Lonres.com release their quarterly review of the Central London residential market.

Related topics:  Legal
Millie Dyson
8th June 2012
Legal
Stock levels improving?

Looking back over 2011, constrained stock levels characterised the prime London sales market, leaving many potential buyers frustrated by the lack of suitable properties available in their areas of choice.

In our January survey only 19.5% of agents surveyed had seen an increase in new instructions in the last three months of 2011, compared with 49% reporting a fall. However, the latest survey results suggest more properties are reaching the market, with 35% of respondents reporting a rise in new instructions so far this year.

Central London still appreciating but will the Budget hamper growth?

Strong demand for homes in prime London continued into the first quarter of the year, with prices increasing by 1.8%.

The market over £2 million remained buoyant in the first three months of the year, with prices rising by 2.1%. It remains to be seen whether the new stamp duty threshold introduced in the 2012 budget will temper demand and price growth at the top end over the course of the year.

Within Prime Central London there are different sub-markets. The market under £2 million has a higher proportion of domestic buyers, with houses commanding higher prices per square foot than flats. So far this year, houses have maintained an average premium of 24.6% over flats (an additional £231 per square foot).

The market above £2 million is quite different with average prices paid per square foot considerably higher.

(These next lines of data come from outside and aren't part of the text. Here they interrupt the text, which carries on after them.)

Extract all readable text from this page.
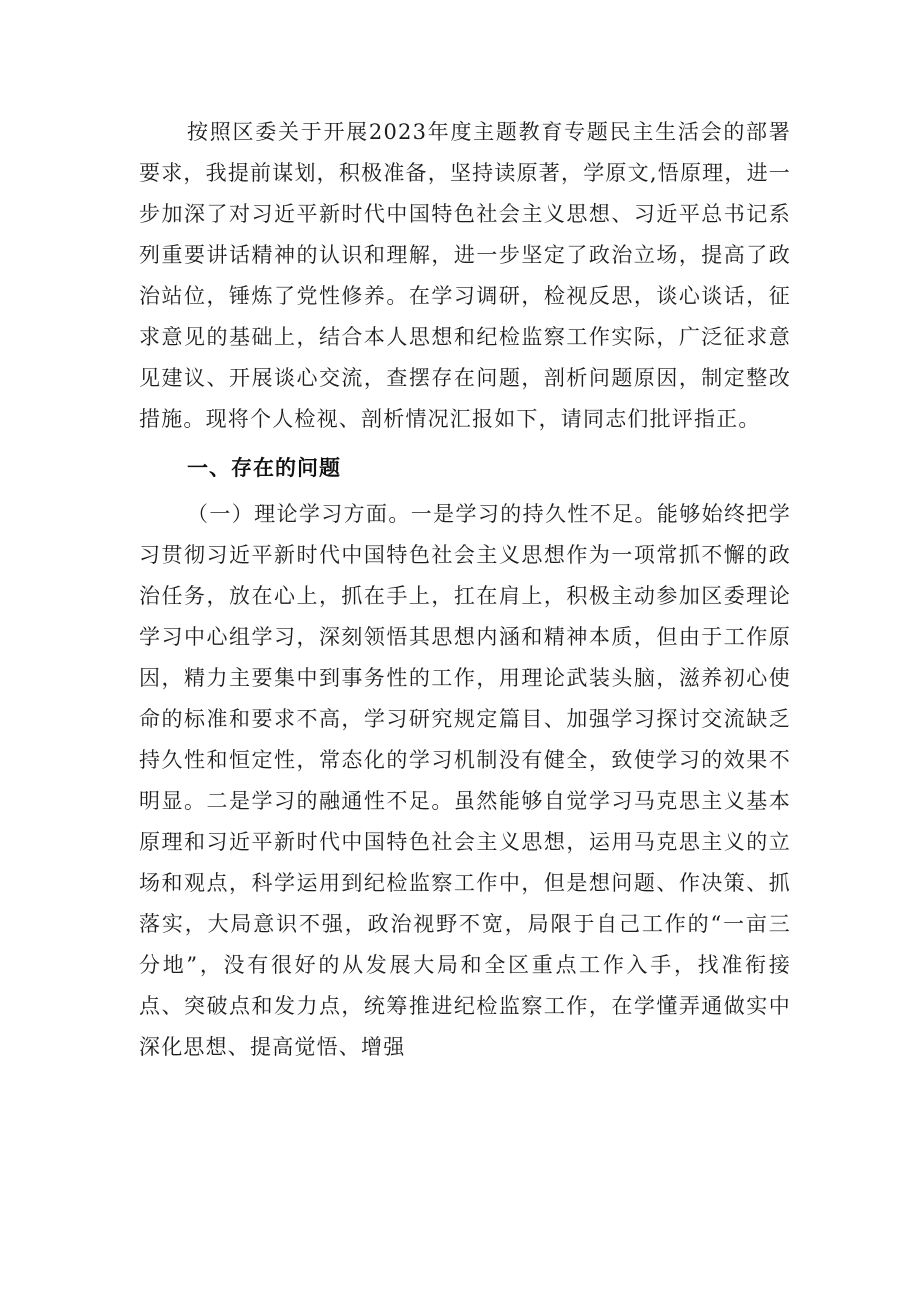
按照区委关于开展2023年度主题教育专题民主生活会的部署要求，我提前谋划，积极准备，坚持读原著，学原文,悟原理，进一步加深了对习近平新时代中国特色社会主义思想、习近平总书记系列重要讲话精神的认识和理解，进一步坚定了政治立场，提高了政治站位，锤炼了党性修养。在学习调研，检视反思，谈心谈话，征求意见的基础上，结合本人思想和纪检监察工作实际，广泛征求意见建议、开展谈心交流，查摆存在问题，剖析问题原因，制定整改措施。现将个人检视、剖析情况汇报如下，请同志们批评指正。

一、存在的问题

（一）理论学习方面。一是学习的持久性不足。能够始终把学习贯彻习近平新时代中国特色社会主义思想作为一项常抓不懈的政治任务，放在心上，抓在手上，扛在肩上，积极主动参加区委理论学习中心组学习，深刻领悟其思想内涵和精神本质，但由于工作原因，精力主要集中到事务性的工作，用理论武装头脑，滋养初心使命的标准和要求不高，学习研究规定篇目、加强学习探讨交流缺乏持久性和恒定性，常态化的学习机制没有健全，致使学习的效果不明显。二是学习的融通性不足。虽然能够自觉学习马克思主义基本原理和习近平新时代中国特色社会主义思想，运用马克思主义的立场和观点，科学运用到纪检监察工作中，但是想问题、作决策、抓落实，大局意识不强，政治视野不宽，局限于自己工作的“一亩三分地”，没有很好的从发展大局和全区重点工作入手，找准衔接点、突破点和发力点，统筹推进纪检监察工作，在学懂弄通做实中深化思想、提高觉悟、增强
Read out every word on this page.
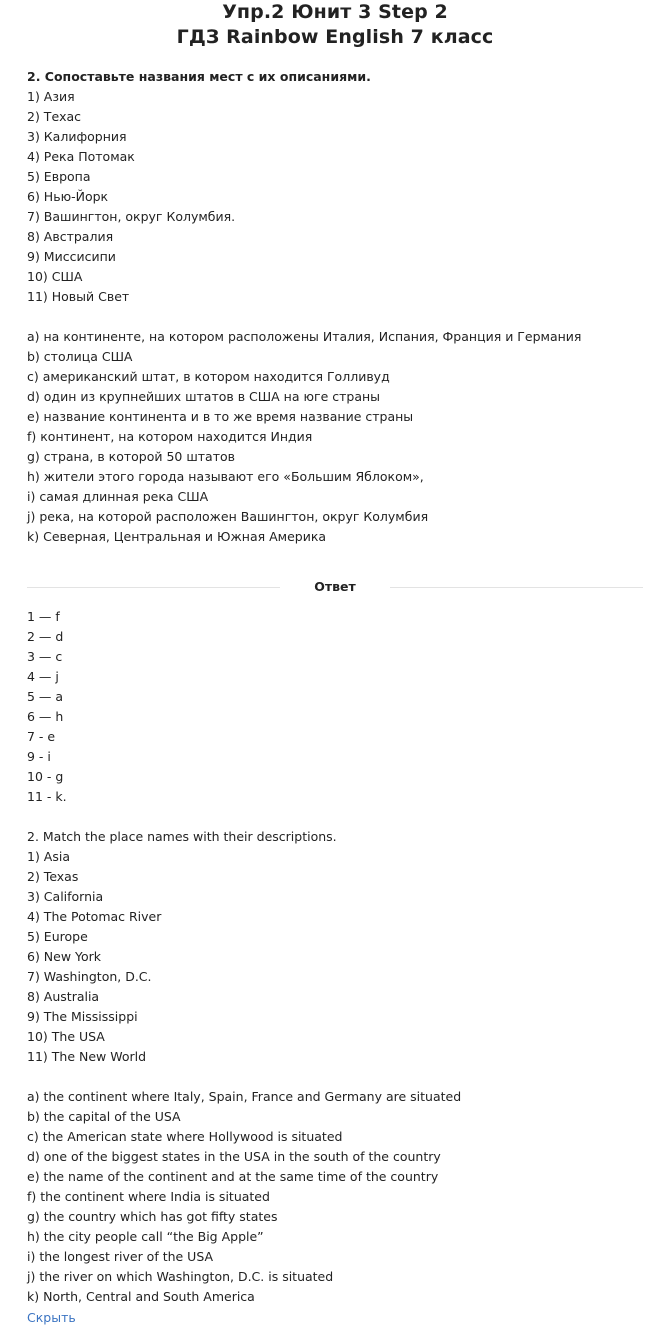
Упр.2 Юнит 3 Step 2
ГДЗ Rainbow English 7 класс
2. Сопоставьте названия мест с их описаниями.
1) Азия
2) Техас
3) Калифорния
4) Река Потомак
5) Европа
6) Нью-Йорк
7) Вашингтон, округ Колумбия.
8) Австралия
9) Миссисипи
10) США
11) Новый Свет
a) на континенте, на котором расположены Италия, Испания, Франция и Германия
b) столица США
c) американский штат, в котором находится Голливуд
d) один из крупнейших штатов в США на юге страны
e) название континента и в то же время название страны
f) континент, на котором находится Индия
g) страна, в которой 50 штатов
h) жители этого города называют его «Большим Яблоком»,
i) самая длинная река США
j) река, на которой расположен Вашингтон, округ Колумбия
k) Северная, Центральная и Южная Америка
Ответ
1 — f
2 — d
3 — c
4 — j
5 — a
6 — h
7 - e
9 - i
10 - g
11 - k.
2. Match the place names with their descriptions.
1) Asia
2) Texas
3) California
4) The Potomac River
5) Europe
6) New York
7) Washington, D.C.
8) Australia
9) The Mississippi
10) The USA
11) The New World
a) the continent where Italy, Spain, France and Germany are situated
b) the capital of the USA
c) the American state where Hollywood is situated
d) one of the biggest states in the USA in the south of the country
e) the name of the continent and at the same time of the country
f) the continent where India is situated
g) the country which has got fifty states
h) the city people call “the Big Apple”
i) the longest river of the USA
j) the river on which Washington, D.C. is situated
k) North, Central and South America
Скрыть
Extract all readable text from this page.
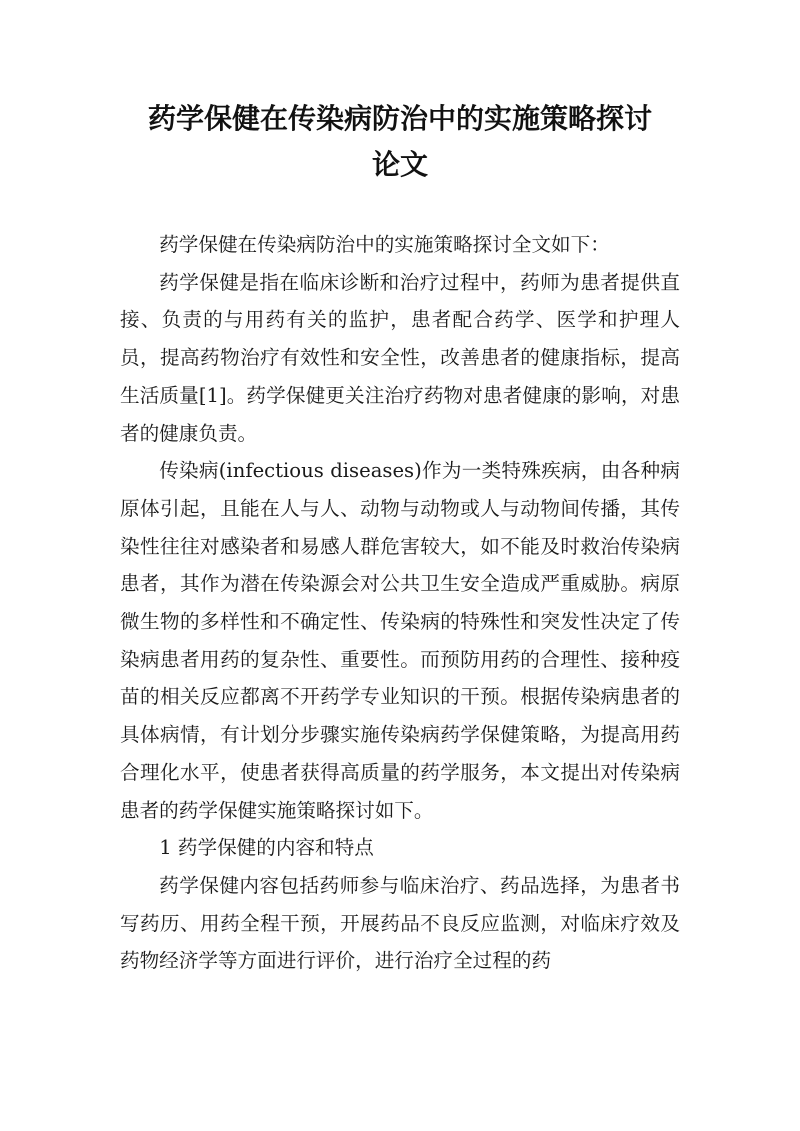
药学保健在传染病防治中的实施策略探讨
论文

药学保健在传染病防治中的实施策略探讨全文如下：

药学保健是指在临床诊断和治疗过程中，药师为患者提供直接、负责的与用药有关的监护，患者配合药学、医学和护理人员，提高药物治疗有效性和安全性，改善患者的健康指标，提高生活质量[1]。药学保健更关注治疗药物对患者健康的影响，对患者的健康负责。

传染病(infectious diseases)作为一类特殊疾病，由各种病原体引起，且能在人与人、动物与动物或人与动物间传播，其传染性往往对感染者和易感人群危害较大，如不能及时救治传染病患者，其作为潜在传染源会对公共卫生安全造成严重威胁。病原微生物的多样性和不确定性、传染病的特殊性和突发性决定了传染病患者用药的复杂性、重要性。而预防用药的合理性、接种疫苗的相关反应都离不开药学专业知识的干预。根据传染病患者的具体病情，有计划分步骤实施传染病药学保健策略，为提高用药合理化水平，使患者获得高质量的药学服务，本文提出对传染病患者的药学保健实施策略探讨如下。

1 药学保健的内容和特点

药学保健内容包括药师参与临床治疗、药品选择，为患者书写药历、用药全程干预，开展药品不良反应监测，对临床疗效及药物经济学等方面进行评价，进行治疗全过程的药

At the top end of the market, where non-domestic buyers dominate, flats remain the most sought after. Overseas buyers are continuing to shun the traditional London townhouse in favour of lateral living spaces, parking and security. At over £2 million, it is flats which command a £ per square foot premium, averaging 20% over houses.

Cash still king

Cash buyers are still a prolific driving force of the prime London market, accounting for 58% of purchases amongst our survey respondents in the first three months of 2012. Those buying with less than 50% cash accounted for just 26% of total sales so far this year.

Bonus money has, as expected, failed to filter into the prime London market this year. Only 7% of respondents thought bonus buyers had increased compared with 2011, with 52% seeing less bonus money coming into property than in the same period last year.

Overseas demand remains strong

77% of survey respondents viewed the ongoing difficulties within the Eurozone as a draw for overseas investors. Of those agents surveyed, only 9% had seen the number of overseas applicants fall in the last three months, compared with 39% who had seen an increase.

Outlook for 2012

The outlook for prices over 2012 remains positive, with 68% of those surveyed expecting prices to rise in 2012. However, transaction levels were expected to remain subdued this year, with only 32% of respondents forecasting an increase in total transactions in 2012.